Eating is essential to life. But what are the costs – economic, social, environmental – that impact the sustainability of our food system? Join us on this new tour as we confront the issues that are so pertinent to food production. Big-Ag versus small, independent farmers, the distribution of water, California’s uniquely unregulated groundwater policy and its policy of pushing the water supply past its limit. We will look at the meaning of food justice and the seemingly unrelated, but not, issues of hunger and obesity. We will examine the role today of the wide variety of ethnic groups that came to California in search of a new life, the life of the migrant workers and the fires that regularly burn across California, blanketing swaths of the state in smoke and creating another challenge to our food supply.

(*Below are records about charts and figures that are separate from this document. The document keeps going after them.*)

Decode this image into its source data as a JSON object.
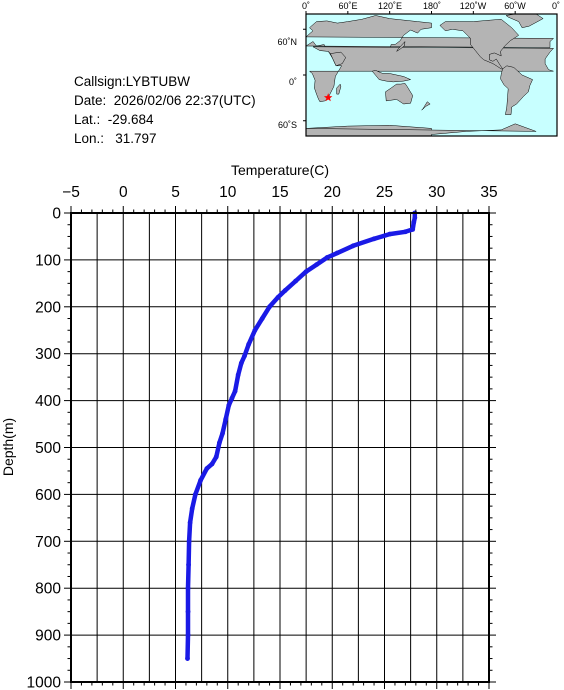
{
  "info": {
    "callsign": "Callsign:LYBTUBW",
    "date": "Date:  2026/02/06 22:37(UTC)",
    "lat": "Lat.:  -29.684",
    "lon": "Lon.:   31.797"
  },
  "map": {
    "top_labels": [
      "0˚",
      "60˚E",
      "120˚E",
      "180˚",
      "120˚W",
      "60˚W",
      "0˚"
    ],
    "left_labels": [
      "60˚N",
      "0˚",
      "60˚S"
    ],
    "ocean_color": "#c8ffff",
    "land_color": "#b4b4b4",
    "marker_color": "#ff0000",
    "marker": {
      "lon": 31.797,
      "lat": -29.684
    }
  },
  "chart_data": {
    "type": "line",
    "xlabel": "Temperature(C)",
    "ylabel": "Depth(m)",
    "xlim": [
      -5,
      35
    ],
    "ylim": [
      0,
      1000
    ],
    "y_inverted": true,
    "x_ticks": [
      "−5",
      "0",
      "5",
      "10",
      "15",
      "20",
      "25",
      "30",
      "35"
    ],
    "y_ticks": [
      "0",
      "100",
      "200",
      "300",
      "400",
      "500",
      "600",
      "700",
      "800",
      "900",
      "1000"
    ],
    "grid": true,
    "line_color": "#1a1ae6",
    "series": [
      {
        "x": [
          27.9,
          27.9,
          27.8,
          27.7,
          27.0,
          25.5,
          24.0,
          22.0,
          20.5,
          19.5,
          18.5,
          17.5,
          16.5,
          15.5,
          14.8,
          14.0,
          13.3,
          12.6,
          12.0,
          11.6,
          11.3,
          11.0,
          10.7,
          10.4,
          10.1,
          9.8,
          9.5,
          9.2,
          8.9,
          8.5,
          8.0,
          7.4,
          6.9,
          6.6,
          6.4,
          6.3,
          6.25,
          6.2,
          6.2,
          6.2,
          6.15
        ],
        "y": [
          0,
          10,
          20,
          35,
          40,
          45,
          55,
          70,
          85,
          95,
          110,
          125,
          145,
          165,
          180,
          200,
          225,
          250,
          280,
          305,
          320,
          345,
          380,
          395,
          410,
          440,
          470,
          490,
          520,
          535,
          545,
          570,
          600,
          630,
          660,
          700,
          750,
          800,
          850,
          900,
          950
        ]
      }
    ]
  }
}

Our program will begin in the fertile and agriculturally important Salinas, “the Salad Bowl of the World”, known for its production of lettuce, broccoli, peppers and numerous other crops. This is Steinbeck country and we will meet with farmers, large and small, learn of innovative new practices, understand the cannabis industry, which is expected to pump close to $20 billion into the state’s economy in 2021, and talk with the anonymous workers who harvest, package, and ship all the produce – they are the forgotten and ignored backbone of this industry.

We will travel east to the Central Valley, America’s fruit bowl, and the heart of California’s $50bn agriculture industry where carefully chosen voices will share their experiences including John Kirkpatrick, who has been the only significant U.S. grower of etrog citrons for religious use (under rabbinical supervision) for more than 30 years. The Central Valley is home to the U.S. raisin industry, the entirety of which is crammed into a few hundred square miles. This is a surprisingly political and intensely complicated industry. It is also home of California’s dairy industry and we will have the chance to learn about a program to install dairy digester renewable fuel that will take the methane, a greenhouse gas 25 times more potent than CO2, and convert it to a renewable compressed natural gas for vehicles.  

Our program ends in Los Angeles, stopping first at Apricot Lane Farms, the farm featured in the documentary The Biggest Little Farm. Here we will also examine issues around food justice and the role of urban farms.